2 year old and 6 month old I’m getting really discouraged - vent

jlovespb

New member
I’m a sahm, I am very overwhelmed. My neck feels tight just from me being tense like everyday. I need a root canal but can’t afford it so I’m constantly in pain. My bills are overdue because husband and I are trying to get caught up from spending too much last month. I’m in a constant loop of nursing baby, chasing my toddler around, feeding my toddler, cooking, cleaning, forcing them to take a nap. On top of that I look and feel a mess. I’m highly irritable. I can’t take breaks because I’m always needed. Im always tired because I nurse every night and my sleep is disturbed.

My husband works all day everyday so his idea is I take care of the kids while he works and provides. I had a serious conversation with him the other day telling him that I feel like a single married mom and he was so offended that he told me to get a job. I’m just crying for help I’m not saying I don’t love my husband and kids. Something needs to change I have to get out of this rut.
 
@jlovespb It’s so so hard at that age. Mine are 16 months apart (4&5 now!). It feels like every 6 months or so things get easier.

I think the thing that helped me at those ages were 1.) acceptance. Kids are going to cry while I take a 10 mins shower or spend 10 mins cleaning up. If they are in a safe place that’s fine.

2.) walks. I’d usually spend the mornings ( in good weather) going for a walk and listening to music or an audio book. I’d pack drinks and snacks. I’d go to the playground and let the 2 year old run around.

3.) baby wear. That way I could chase the 2 year old.

My older one kinda quit napping at 1.5/2 years old. The little one would only nap on me. No shame in some tv time. Sometimes my 2 year old would only take a nap if he fell asleep watching a little cartoon and then I would rock the baby. I’d get all set up so I could relax at this point
 
@mmc1190 Yes it’s really challenging I feel like bursting at times. I’m going to commit to walking each morning just to start my day out of the house
 
@jlovespb I know that exploding feeling well.

Really it does get so much better incredibly quickly even though it feels like forever at time.

Before you know it you’ll be doing something and think “woah this isn’t hard anymore!”

Don’t feel like you have to walk every morning. Some mornings it just as beneficial to take it easy… just give yourself grace. “All will be well”
 
@mmc1190 Thank you so much 🥺😊 it’s nice to hear this from someone who understands. I say my 2 year old in front of the tv in her high chair and just took a quick shower while the baby took a cat nap. The shower made me a bit level headed 😆 sometimes I just need to get the smallest things in order to feel sane again.
 
@jlovespb Make it a priority to shower! It’s really okay for them to cry for 10 mins,

I just remembered I use to put the 2 year old in the high chair and set up a tablet so I could have him FaceTime relatives to entertain him while I did household tasks.

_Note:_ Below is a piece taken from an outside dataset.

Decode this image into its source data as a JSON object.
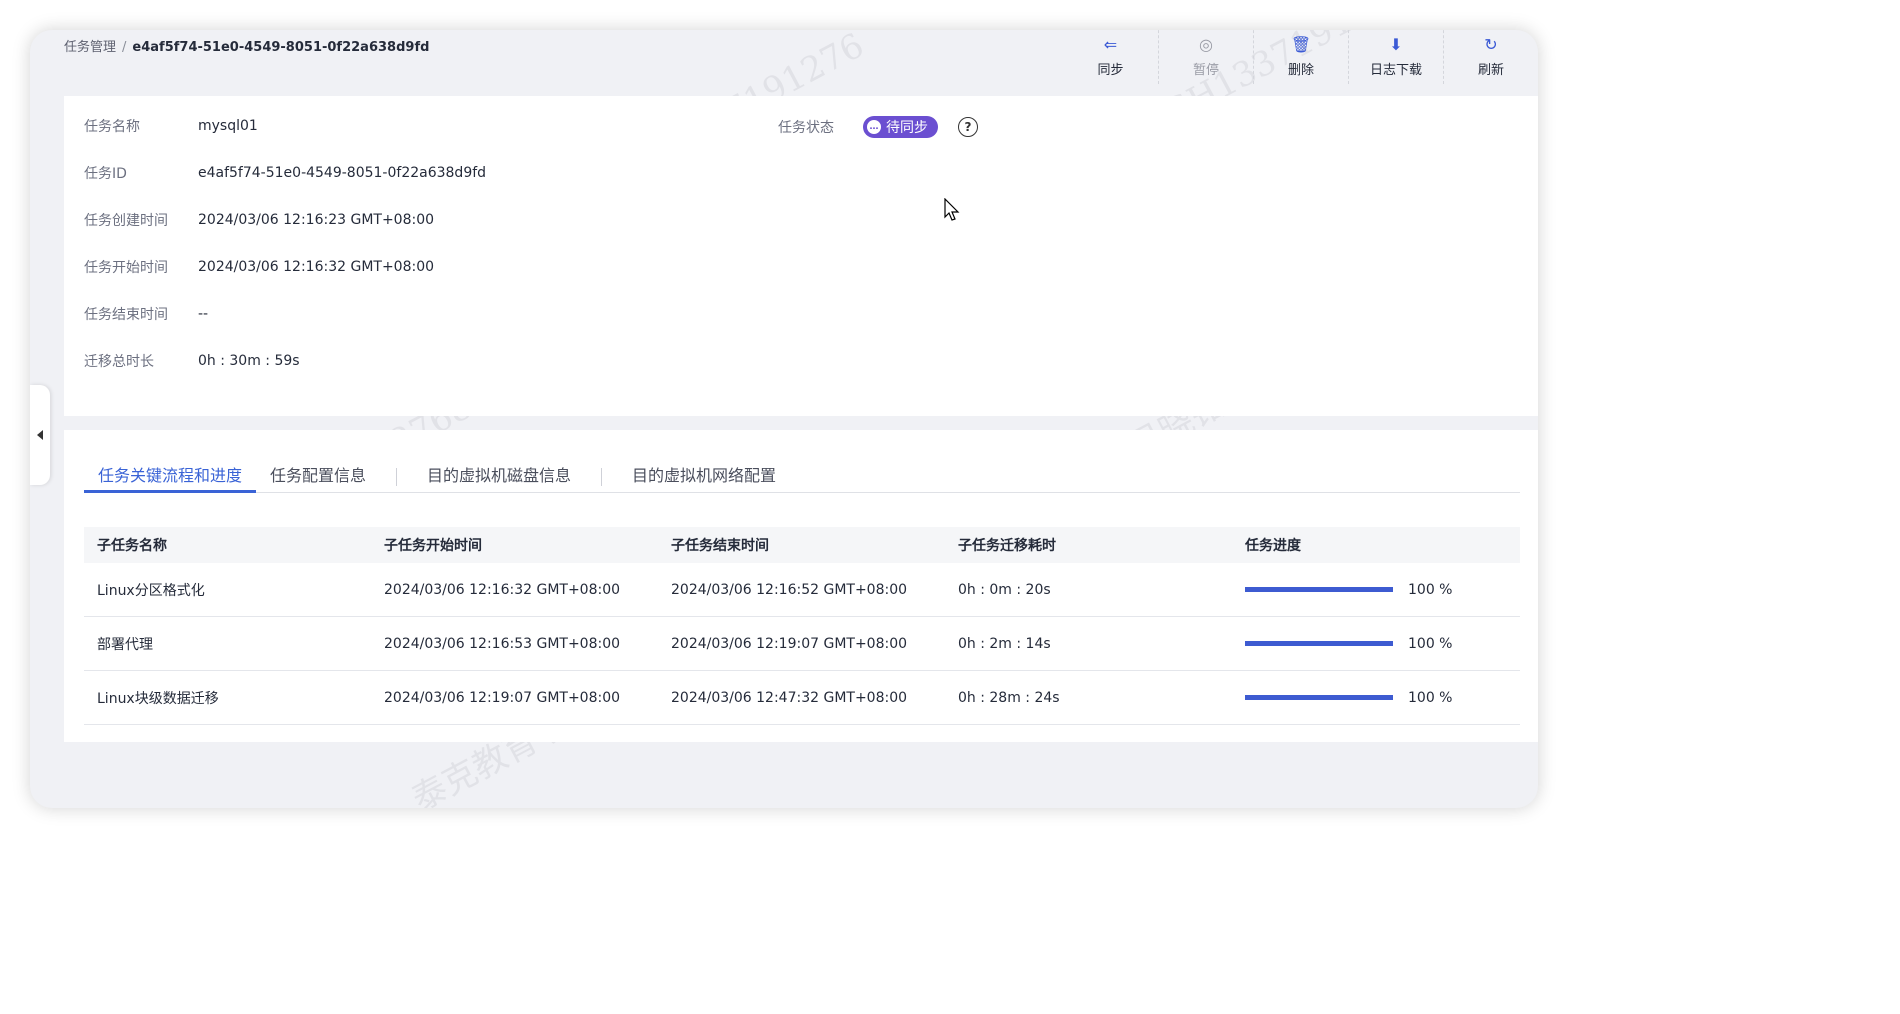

Take care, it does get easier
 
@brucepjr Exactly. I remember telling my husband, imagine if we lived in your office at the warehouse and while we lived there you couldn't ever clock out. We were fine at the time, but explaining the feeling of the never-ending workload can be difficult to convey because the walls are closing in on you.
 
@jlovespb Dental hygienist here (and SAHM) this is not the best dental advice but if you truly can’t afford a root canal, you can have the tooth pulled. It costs like $2-300 vs in the thousands. Long term it’s much better to have your tooth but you also don’t want to be in pain for the foreseeable future.
 
@jlovespb You may be able to access discounted care. My old job had a dental van that would come out once a month and provide care. You did have to make an appointment usually but some of the care was free and procedures were at a big discount. Ask around!
 
@jlovespb I’ve been in a similar situation. The pack n play is your friend. I used to put a video on and sneak away to poop or cook or just chill for a min. They cry sometimes but they will survive.
 
@kaitylin Yes I need to learn to sneak away because I’m with them 24/7 because the 6month old co sleeps with me so I feel like I can never find relief unless I’m asleep.